Le docteur Philippe Richard, président de l'APHS.

Le docteur Richard n’a pas changé de discours, mais l’angle est clairement différent dans ses propos qu’il a livrés à la presse, le 5 mai dernier, à son cabinet médical de Saint-Omer. Si les risques sanitaires de l’incinérateur sont toujours dénoncés (cadmium, mercure, plomb, chrome, arsenic, nickel, dioxines…), l’argument développé est aussi économique. Ainsi, le docteur Richard s’appuie sur un «coût réel de traitement des déchets» pris dans une communauté de communes d’Alsace et le compare avec celui de Flamoval dont le périmètre repose sur le territoire de la communauté d’agglomération de Saint-Omer. Avec 56 euros par an et par habitant, le coût du traitement des déchets de cette communauté de communes est exactement deux fois moindre que celui de Flamoval et ses 112 euros/an/hab. selon les chiffres du syndicat mixte qui le pilote.
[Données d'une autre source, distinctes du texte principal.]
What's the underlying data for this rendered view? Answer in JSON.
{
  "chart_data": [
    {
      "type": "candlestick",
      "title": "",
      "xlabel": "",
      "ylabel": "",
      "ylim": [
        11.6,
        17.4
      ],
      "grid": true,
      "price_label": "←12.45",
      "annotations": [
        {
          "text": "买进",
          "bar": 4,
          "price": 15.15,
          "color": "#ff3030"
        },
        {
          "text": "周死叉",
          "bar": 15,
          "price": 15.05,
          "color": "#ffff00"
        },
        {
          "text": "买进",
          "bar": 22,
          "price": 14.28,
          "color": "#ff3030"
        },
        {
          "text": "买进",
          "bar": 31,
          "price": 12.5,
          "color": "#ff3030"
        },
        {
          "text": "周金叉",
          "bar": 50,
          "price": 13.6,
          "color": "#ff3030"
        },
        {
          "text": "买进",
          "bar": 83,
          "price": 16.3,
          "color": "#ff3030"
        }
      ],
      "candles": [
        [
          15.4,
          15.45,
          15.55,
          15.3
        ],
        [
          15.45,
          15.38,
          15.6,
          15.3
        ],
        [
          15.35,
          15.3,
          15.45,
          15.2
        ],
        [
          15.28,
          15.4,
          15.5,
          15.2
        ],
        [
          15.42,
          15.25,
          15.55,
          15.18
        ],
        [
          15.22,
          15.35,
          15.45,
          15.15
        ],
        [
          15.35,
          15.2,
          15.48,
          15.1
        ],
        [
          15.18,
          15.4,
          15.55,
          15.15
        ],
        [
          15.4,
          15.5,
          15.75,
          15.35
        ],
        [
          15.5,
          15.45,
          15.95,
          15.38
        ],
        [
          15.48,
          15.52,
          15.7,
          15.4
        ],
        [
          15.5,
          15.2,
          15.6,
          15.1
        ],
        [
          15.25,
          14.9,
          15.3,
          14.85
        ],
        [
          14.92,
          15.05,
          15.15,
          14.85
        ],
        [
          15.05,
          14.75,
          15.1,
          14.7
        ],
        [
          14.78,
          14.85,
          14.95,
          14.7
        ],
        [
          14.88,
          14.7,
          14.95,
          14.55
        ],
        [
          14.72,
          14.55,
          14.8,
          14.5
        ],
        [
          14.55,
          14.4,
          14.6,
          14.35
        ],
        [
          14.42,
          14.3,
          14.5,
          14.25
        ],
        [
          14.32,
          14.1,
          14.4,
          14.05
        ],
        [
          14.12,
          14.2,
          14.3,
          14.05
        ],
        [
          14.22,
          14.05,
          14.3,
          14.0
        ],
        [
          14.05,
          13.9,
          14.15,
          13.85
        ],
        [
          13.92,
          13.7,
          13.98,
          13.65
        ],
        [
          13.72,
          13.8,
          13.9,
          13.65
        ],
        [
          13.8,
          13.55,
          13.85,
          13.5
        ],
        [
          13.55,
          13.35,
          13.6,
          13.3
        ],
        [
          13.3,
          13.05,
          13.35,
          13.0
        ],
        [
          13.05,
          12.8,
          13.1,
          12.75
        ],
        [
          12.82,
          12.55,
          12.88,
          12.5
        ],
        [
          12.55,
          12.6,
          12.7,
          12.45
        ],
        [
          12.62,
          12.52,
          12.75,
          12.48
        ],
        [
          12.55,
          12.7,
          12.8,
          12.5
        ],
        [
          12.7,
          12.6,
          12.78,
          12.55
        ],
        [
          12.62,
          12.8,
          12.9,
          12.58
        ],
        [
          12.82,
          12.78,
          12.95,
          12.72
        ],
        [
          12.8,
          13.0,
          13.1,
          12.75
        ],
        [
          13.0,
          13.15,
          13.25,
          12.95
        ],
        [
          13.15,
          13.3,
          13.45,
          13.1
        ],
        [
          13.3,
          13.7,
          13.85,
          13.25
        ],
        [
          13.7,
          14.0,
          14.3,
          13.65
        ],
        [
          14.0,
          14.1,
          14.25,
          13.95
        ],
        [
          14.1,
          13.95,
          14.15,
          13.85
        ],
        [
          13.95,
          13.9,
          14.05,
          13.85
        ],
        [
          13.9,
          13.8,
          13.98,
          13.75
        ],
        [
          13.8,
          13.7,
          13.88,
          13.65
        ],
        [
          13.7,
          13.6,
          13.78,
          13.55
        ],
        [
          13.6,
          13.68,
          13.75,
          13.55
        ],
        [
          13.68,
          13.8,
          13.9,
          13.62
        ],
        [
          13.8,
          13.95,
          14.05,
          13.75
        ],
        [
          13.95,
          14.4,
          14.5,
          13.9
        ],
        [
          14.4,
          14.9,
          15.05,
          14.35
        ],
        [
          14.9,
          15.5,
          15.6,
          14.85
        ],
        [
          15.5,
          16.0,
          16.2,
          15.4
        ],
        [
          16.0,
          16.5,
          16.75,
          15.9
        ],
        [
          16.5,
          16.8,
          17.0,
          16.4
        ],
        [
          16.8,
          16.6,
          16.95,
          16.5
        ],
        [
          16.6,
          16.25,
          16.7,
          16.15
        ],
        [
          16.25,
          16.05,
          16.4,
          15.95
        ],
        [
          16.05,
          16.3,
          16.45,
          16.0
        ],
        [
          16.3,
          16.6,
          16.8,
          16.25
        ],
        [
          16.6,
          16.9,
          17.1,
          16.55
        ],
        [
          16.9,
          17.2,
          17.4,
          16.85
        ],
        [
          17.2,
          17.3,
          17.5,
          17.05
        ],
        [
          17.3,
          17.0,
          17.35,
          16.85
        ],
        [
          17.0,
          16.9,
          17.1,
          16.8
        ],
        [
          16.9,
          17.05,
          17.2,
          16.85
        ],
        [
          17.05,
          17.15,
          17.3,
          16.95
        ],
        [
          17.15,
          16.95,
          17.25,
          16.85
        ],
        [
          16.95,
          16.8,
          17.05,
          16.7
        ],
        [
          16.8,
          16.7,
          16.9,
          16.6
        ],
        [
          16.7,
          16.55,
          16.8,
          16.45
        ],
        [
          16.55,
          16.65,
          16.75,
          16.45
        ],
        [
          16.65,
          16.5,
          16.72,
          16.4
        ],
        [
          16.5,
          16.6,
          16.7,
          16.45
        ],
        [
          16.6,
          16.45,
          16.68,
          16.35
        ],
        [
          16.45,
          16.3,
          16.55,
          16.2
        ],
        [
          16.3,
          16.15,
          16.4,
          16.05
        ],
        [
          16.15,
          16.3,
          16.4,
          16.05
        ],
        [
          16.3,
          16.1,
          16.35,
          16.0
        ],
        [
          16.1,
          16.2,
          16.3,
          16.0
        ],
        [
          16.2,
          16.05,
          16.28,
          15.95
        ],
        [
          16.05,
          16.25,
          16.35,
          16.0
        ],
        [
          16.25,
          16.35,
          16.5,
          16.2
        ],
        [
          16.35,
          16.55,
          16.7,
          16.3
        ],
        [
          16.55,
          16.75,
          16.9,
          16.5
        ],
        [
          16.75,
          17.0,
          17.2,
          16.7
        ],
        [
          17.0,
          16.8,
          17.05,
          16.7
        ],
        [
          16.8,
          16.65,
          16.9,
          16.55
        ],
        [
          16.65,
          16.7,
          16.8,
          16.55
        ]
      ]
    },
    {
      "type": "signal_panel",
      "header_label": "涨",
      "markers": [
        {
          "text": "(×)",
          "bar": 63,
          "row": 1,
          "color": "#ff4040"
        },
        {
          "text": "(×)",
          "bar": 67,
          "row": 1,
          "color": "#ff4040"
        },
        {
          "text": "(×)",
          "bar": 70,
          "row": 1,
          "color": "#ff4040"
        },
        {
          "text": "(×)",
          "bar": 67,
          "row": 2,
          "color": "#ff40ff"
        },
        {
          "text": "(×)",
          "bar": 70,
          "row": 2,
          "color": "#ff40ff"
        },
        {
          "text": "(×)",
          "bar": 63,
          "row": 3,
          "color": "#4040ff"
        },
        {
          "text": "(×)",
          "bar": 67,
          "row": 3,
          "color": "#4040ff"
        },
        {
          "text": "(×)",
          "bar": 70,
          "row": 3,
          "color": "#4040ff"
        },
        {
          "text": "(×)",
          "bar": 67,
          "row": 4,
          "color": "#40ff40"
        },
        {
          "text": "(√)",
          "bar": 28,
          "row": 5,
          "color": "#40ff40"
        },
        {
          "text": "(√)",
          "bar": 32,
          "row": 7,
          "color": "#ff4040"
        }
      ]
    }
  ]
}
Si, comme le stipule le dossier concernant l’incinérateur, l’équipement doit durer 30 ans, le coût total atteindrait 32 millions d’euros par an. Soit 960 millions sur la durée de vie de l’incinérateur : un chiffre à faire perdre toutes les majorités municipales qui seraient contraintes à lever l’impôt pour absorber le coût de l’incinérateur… Quatre communes sur les huit qui ont délibéré sur le projet de Flamoval ont d’ailleurs rendu un avis défavorable.

L’incinérateur de Flamoval est situé sur le parc d’activité de la Porte-Multimodale-de-l’Aa à Arques..

L’incinérateur de Flamoval est situé sur le parc d’activité de la Porte-Multimodale-de-l’Aa à Arques.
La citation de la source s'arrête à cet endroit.